In a study done by Dr. Andrew Wakefield in 1998, the correlation between autism in children and vaccines was researched. According to Wakefield, he found evidence showing a strong tie between them.
It was later discovered, however, that Wakefield had misrepresented his research by altering the medical histories of the patients he was testing.
Wakefield was stripped of his medical license.
Despite the truth coming to light after the falsified study, the public reacted quickly, and vaccination rates dropped around the globe. Parents were terrified of their children developing autism, even though the study had been disproven.
In following years, the Centers for Disease Control and Prevention (CDC) tried to tame the public’s reaction by funding multiple studies of its own, each bringing back the same results: No correlation between vaccines and autism was found.
The removal of Wakefield’s medical license and the CDC’s new research weren’t enough to erase the damage already done. Parents still weren’t assured their kids wouldn’t be hurt by vaccines. To this day, many still feel the same.
Of course, failing to vaccinate leaves kids open to a host of other problems and serious diseases. And leaving them unvaccinated doesn’t just put a single kid at risk — it puts far more lives in danger.
The Spread to Pets
Fear spreads like wildfire. Now, parents’ reluctance to vaccinate their kids is affecting the choices they make for their pets, too.
An “anti-vaxxer” movement has been spreading across the New York City borough of Brooklyn, and people who have cats or dogs are leaving their animals vaccine-free — at the risk of diseases like rabies, parvovirus, distemper, adenovirus and more.
Unfortunately, just like failing to vaccinate a child puts countless others at risk, so does leaving a pet unvaccinated.
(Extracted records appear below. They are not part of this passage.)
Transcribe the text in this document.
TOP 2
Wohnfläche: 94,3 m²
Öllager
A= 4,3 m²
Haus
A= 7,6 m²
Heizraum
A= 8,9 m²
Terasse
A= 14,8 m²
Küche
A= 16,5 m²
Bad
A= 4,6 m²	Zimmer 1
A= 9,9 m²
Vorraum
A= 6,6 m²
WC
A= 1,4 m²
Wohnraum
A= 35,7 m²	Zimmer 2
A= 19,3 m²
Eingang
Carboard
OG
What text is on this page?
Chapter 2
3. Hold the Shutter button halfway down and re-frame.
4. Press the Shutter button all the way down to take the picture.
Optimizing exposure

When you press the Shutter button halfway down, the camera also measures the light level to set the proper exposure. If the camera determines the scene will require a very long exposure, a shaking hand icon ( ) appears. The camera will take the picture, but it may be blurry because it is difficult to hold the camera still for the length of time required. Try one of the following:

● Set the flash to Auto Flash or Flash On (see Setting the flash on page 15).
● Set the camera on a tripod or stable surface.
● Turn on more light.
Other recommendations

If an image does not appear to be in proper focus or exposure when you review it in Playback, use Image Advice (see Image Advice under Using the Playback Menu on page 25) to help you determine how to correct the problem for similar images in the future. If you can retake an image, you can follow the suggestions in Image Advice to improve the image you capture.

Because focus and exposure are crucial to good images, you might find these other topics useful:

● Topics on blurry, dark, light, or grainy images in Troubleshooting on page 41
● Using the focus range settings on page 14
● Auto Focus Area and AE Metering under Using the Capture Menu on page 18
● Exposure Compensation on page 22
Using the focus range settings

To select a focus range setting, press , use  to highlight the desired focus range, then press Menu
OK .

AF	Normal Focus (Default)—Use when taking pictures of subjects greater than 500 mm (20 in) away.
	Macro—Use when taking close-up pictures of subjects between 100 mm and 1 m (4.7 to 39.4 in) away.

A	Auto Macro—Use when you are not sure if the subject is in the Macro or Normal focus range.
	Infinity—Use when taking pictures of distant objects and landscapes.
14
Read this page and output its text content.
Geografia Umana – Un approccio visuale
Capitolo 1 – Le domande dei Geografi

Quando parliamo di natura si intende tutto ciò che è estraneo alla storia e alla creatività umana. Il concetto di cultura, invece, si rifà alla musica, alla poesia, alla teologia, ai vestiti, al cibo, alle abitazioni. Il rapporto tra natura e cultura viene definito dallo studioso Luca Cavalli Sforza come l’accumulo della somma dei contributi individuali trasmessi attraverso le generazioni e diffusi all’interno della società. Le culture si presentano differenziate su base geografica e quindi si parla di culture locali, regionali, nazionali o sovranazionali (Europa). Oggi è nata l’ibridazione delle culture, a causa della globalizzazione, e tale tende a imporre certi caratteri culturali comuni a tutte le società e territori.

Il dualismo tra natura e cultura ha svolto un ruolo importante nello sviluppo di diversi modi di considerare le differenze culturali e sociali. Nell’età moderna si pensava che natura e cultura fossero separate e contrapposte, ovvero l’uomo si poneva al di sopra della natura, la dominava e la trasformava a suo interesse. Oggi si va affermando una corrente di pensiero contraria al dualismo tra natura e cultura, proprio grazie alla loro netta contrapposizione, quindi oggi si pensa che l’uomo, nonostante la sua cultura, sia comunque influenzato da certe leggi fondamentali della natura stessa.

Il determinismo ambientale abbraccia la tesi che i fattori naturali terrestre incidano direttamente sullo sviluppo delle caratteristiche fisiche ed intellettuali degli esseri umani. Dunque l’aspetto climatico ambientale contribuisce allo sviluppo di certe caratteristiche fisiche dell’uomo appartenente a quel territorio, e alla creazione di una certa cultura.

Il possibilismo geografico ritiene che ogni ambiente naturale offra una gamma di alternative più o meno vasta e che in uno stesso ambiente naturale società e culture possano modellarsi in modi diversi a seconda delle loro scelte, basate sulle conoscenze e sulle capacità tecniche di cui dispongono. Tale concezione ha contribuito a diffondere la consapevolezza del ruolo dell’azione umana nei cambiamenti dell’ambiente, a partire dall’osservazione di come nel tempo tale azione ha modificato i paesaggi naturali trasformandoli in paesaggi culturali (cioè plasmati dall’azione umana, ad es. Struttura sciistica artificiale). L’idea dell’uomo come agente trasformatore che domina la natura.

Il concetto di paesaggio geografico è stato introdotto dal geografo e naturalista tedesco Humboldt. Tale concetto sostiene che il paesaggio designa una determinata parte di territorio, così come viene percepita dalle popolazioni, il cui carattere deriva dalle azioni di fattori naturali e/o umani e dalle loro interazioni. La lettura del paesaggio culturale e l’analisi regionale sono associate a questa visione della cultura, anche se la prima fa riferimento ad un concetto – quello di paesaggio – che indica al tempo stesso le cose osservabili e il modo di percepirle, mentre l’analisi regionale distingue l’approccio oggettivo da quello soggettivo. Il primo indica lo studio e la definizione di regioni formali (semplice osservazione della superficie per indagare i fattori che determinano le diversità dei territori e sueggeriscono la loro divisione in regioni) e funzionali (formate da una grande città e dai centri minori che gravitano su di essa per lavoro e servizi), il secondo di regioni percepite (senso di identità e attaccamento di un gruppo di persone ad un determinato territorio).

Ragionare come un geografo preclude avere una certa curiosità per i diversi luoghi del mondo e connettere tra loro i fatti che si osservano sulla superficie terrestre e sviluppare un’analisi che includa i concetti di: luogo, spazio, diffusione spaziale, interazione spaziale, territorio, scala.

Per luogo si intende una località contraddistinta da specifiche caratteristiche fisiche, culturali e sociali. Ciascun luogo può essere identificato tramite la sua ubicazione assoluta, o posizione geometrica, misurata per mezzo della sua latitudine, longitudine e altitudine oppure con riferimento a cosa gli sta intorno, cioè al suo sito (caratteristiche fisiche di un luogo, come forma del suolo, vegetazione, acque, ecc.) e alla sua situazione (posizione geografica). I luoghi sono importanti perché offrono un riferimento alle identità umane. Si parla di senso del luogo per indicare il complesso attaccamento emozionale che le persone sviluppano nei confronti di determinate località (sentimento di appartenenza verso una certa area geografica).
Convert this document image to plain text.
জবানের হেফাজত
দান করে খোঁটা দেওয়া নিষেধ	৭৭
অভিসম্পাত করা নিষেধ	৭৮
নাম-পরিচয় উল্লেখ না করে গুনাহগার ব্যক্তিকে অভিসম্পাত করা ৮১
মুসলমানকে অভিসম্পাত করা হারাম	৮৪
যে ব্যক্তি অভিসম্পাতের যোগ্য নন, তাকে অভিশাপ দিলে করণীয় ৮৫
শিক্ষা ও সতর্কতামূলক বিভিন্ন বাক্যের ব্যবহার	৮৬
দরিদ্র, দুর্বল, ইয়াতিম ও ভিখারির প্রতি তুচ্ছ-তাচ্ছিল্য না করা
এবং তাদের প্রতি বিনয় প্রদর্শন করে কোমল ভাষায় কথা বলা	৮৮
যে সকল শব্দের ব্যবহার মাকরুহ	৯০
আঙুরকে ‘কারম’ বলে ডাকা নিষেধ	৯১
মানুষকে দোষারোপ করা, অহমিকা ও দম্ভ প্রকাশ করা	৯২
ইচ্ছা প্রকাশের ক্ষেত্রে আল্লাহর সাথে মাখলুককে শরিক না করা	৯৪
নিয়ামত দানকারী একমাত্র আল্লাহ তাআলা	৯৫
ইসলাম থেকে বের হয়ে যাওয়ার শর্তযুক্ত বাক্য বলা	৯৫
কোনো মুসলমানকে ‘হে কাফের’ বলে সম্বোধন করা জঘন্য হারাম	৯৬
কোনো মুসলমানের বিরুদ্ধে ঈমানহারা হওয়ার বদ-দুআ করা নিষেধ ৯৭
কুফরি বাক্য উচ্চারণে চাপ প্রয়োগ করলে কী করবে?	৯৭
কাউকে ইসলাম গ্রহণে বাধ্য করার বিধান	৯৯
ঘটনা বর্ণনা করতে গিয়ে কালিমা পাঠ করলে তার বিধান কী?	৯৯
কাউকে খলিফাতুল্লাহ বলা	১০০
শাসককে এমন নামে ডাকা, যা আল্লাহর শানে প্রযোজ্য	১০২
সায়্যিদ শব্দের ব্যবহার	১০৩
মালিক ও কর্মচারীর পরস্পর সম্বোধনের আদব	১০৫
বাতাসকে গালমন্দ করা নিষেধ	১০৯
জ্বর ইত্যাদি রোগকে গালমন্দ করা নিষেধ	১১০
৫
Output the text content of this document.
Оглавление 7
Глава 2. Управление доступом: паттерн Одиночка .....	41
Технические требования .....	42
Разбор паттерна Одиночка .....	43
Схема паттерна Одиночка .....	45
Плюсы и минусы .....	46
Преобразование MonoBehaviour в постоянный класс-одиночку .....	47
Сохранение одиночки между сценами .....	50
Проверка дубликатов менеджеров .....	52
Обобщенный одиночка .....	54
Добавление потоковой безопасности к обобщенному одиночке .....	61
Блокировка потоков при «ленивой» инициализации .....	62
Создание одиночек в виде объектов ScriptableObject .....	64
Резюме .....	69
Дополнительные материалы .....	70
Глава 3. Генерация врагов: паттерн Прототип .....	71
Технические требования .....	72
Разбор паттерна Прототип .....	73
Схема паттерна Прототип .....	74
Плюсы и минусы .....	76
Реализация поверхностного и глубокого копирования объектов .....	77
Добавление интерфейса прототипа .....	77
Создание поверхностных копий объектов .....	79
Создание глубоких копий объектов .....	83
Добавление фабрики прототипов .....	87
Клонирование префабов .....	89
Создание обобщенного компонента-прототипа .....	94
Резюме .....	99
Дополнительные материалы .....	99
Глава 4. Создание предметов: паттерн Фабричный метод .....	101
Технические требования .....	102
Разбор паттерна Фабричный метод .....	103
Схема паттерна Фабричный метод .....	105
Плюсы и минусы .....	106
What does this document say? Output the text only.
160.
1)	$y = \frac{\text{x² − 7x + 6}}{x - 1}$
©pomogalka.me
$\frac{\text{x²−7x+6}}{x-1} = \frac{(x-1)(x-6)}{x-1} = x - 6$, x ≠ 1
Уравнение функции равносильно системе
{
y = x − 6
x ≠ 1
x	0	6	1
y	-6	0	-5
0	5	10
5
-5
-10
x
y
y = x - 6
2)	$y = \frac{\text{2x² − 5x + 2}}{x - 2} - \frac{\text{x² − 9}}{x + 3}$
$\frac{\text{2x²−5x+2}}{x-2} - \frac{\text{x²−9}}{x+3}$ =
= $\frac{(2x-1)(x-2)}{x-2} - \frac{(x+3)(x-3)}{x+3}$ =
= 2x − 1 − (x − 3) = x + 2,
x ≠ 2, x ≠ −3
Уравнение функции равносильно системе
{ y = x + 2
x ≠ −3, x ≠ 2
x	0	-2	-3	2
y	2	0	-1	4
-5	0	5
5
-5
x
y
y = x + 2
The risk doesn’t just lie with animals, though. Humans, who aren’t regularly vaccinated for things like rabies, are also at high risk.
In fact, just several years ago, an outbreak of leptospirosis spread across the New York City area, affecting both animals and humans. Fortunately, in that case, a number of people with pets made the decision to vaccinate afterward.
Studies on Vaccine Reactions
It’s only natural for discoveries in human medicine to influence animal health care. For people afraid of vaccinating their kids, it makes sense they’d be reluctant to vaccinate their pets, too.
However, because of the growing movement against pet vaccinations, studies have also been done to disprove any serious reactions in dogs and cats.
One study published by the Journal of the American Veterinary Medical Association showed research taken from over 1 million vaccinated dogs. Over an entire year, each dog was monitored for 3 days after getting 1 or multiple vaccinations.
At the end of the study, the results showed only 38 dogs out of every 10,000 showed any signs of a reaction. According to a researcher, the reactions “were generally mild and … pet vaccines are more purified and less reactive today than they were when this study took place.”
However, even if that study, along with the human studies, missed some important variation, veterinarians claim there’s no proof autism even exists in dogs.
As the “anti-vaxxer” wave spread from the United States to Britain, more and more pets were left unvaccinated.
In an effort to quell the public’s fears and remove the huge potential risk of pets spreading disease, the British Veterinary Association tweeted: “There’s currently no reliable scientific evidence to indicate autism in dogs (or its link to vaccines). Potential side effects of vaccines are rare & outweighed by the benefits in protecting against disease.”
Watch this news item regarding pets and autism:
Outbreaks of diseases thought to be long gone have popped back up in recent years, most likely due to the fear of vaccines causing autism.
For example, measles was dubbed “eradicated” in the United States by 2000, but with the falsified research presented in 1998, the disease made a name for itself again. Just last year, in 2017, the largest outbreak in nearly 30 years spread across multiple states. In Europe, 35 children died of the disease.
With all the research proving there are no ties between vaccinations and autism — in both humans and pets (and the absence of autism in pets in general) — it’s upsetting to see outbreaks like these reappearing after years of being nonexistent.
Unfortunately, too many human and pet lives have been either terribly affected or lost because of highly dangerous and contagious diseases. While it’s hard to think of putting someone you care about at risk for developing autism, know there’s no proven evidence of vaccinations being a cause. There’s also no proven evidence of autism existing in pets.
Any proven research gathered from legitimate studies shows, again and again, that not vaccinating a human or pet puts them at far more risk than the vaccination itself does.